Le rapport Perspectives économiques régionales indique également un ralentissement qui contredit les prévisions de janvier, la région affichant une croissance positive de 4,5 %, un niveau inédit depuis plus de dix ans.

Cette performance positive a été généralisée, touchant aussi bien les pays riches que pauvres en ressources naturelles, grâce aux réformes de stabilisation macroéconomique.

Dans le cas de l'Angola, la poursuite des réformes structurelles, notamment la réduction des subventions aux carburants, a constitué un facteur positif.

Impact des conflits et des prix des matières premières

Le rapport souligne que le contexte international, marqué par les conflits en Ukraine et au Moyen-Orient (notamment les tensions entre les États-Unis et l'Iran), « obscurcit » les perspectives à court terme.

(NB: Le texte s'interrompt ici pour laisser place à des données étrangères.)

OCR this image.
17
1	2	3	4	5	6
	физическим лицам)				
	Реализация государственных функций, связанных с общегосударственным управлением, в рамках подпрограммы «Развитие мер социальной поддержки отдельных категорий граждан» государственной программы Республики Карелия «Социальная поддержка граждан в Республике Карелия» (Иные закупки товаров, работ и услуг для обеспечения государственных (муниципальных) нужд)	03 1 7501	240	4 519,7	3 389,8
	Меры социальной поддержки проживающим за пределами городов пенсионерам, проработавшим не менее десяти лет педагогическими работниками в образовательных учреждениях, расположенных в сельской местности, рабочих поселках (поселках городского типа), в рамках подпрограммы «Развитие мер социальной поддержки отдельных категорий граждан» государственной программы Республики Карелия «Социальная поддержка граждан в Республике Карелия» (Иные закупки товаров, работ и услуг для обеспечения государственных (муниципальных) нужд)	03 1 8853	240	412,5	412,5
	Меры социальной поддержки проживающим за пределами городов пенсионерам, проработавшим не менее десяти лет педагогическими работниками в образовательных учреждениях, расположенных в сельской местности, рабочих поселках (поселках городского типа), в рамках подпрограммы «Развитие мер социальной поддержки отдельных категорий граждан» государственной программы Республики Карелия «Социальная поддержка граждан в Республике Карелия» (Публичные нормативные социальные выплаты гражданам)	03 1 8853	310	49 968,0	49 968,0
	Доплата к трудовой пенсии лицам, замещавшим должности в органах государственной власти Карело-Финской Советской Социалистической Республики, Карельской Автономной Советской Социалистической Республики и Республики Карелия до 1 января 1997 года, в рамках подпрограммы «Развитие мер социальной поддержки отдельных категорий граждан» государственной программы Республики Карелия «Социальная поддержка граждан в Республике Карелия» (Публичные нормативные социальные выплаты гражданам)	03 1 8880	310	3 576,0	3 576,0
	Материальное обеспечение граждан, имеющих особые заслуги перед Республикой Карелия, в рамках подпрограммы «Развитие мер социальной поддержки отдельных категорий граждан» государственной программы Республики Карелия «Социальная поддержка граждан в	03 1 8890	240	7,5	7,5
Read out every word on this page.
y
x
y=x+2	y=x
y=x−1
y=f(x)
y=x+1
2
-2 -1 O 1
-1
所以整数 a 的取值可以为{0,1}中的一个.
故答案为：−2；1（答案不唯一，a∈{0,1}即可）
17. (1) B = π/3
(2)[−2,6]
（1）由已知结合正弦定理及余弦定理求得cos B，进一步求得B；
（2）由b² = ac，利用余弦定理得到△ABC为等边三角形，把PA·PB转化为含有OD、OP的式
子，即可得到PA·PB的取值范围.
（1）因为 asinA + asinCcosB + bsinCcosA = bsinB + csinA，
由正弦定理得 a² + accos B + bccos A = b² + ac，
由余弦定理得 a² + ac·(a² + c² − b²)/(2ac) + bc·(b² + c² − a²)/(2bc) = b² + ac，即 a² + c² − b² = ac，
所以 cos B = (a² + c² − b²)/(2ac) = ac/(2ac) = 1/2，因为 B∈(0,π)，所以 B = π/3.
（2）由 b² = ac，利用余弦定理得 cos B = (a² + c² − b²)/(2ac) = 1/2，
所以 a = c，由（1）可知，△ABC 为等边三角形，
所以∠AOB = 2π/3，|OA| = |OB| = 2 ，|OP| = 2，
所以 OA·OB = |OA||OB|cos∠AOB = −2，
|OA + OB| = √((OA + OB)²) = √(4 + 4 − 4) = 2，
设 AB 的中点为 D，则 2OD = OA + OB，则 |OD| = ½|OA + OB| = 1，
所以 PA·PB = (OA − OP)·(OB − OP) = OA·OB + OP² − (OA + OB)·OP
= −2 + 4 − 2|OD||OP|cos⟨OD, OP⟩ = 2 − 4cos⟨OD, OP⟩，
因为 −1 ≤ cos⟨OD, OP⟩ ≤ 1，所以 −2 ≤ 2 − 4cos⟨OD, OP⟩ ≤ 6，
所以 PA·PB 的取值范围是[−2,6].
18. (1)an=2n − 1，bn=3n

La hausse des prix du pétrole et des engrais est l'une des principales préoccupations, risquant d'accroître les coûts énergétiques et d'aggraver l'insécurité alimentaire dans la région.

« La hausse des prix des engrais a un effet différé. Nous estimons que l'impact sur les prix alimentaires se fera sentir sur une période de 12 mois, ce qui signifie que le véritable impact social pourrait ne se manifester que dans un avenir proche », a averti António David.

La présentation du Rapport sur les perspectives économiques régionales, à laquelle assistait le ministre angolais du Plan, Victor Hugo Guilherme, a également bénéficié de la participation du directeur adjoint du FMI pour l'Afrique, Amador Sy.

Des représentants du FMI en Angola, Victor Lledo, de la Banque africaine de développement (BAD), Pietro Toigo, ainsi que des membres des conseils d'administration de diverses institutions financières bancaires et non bancaires, y étaient également présents.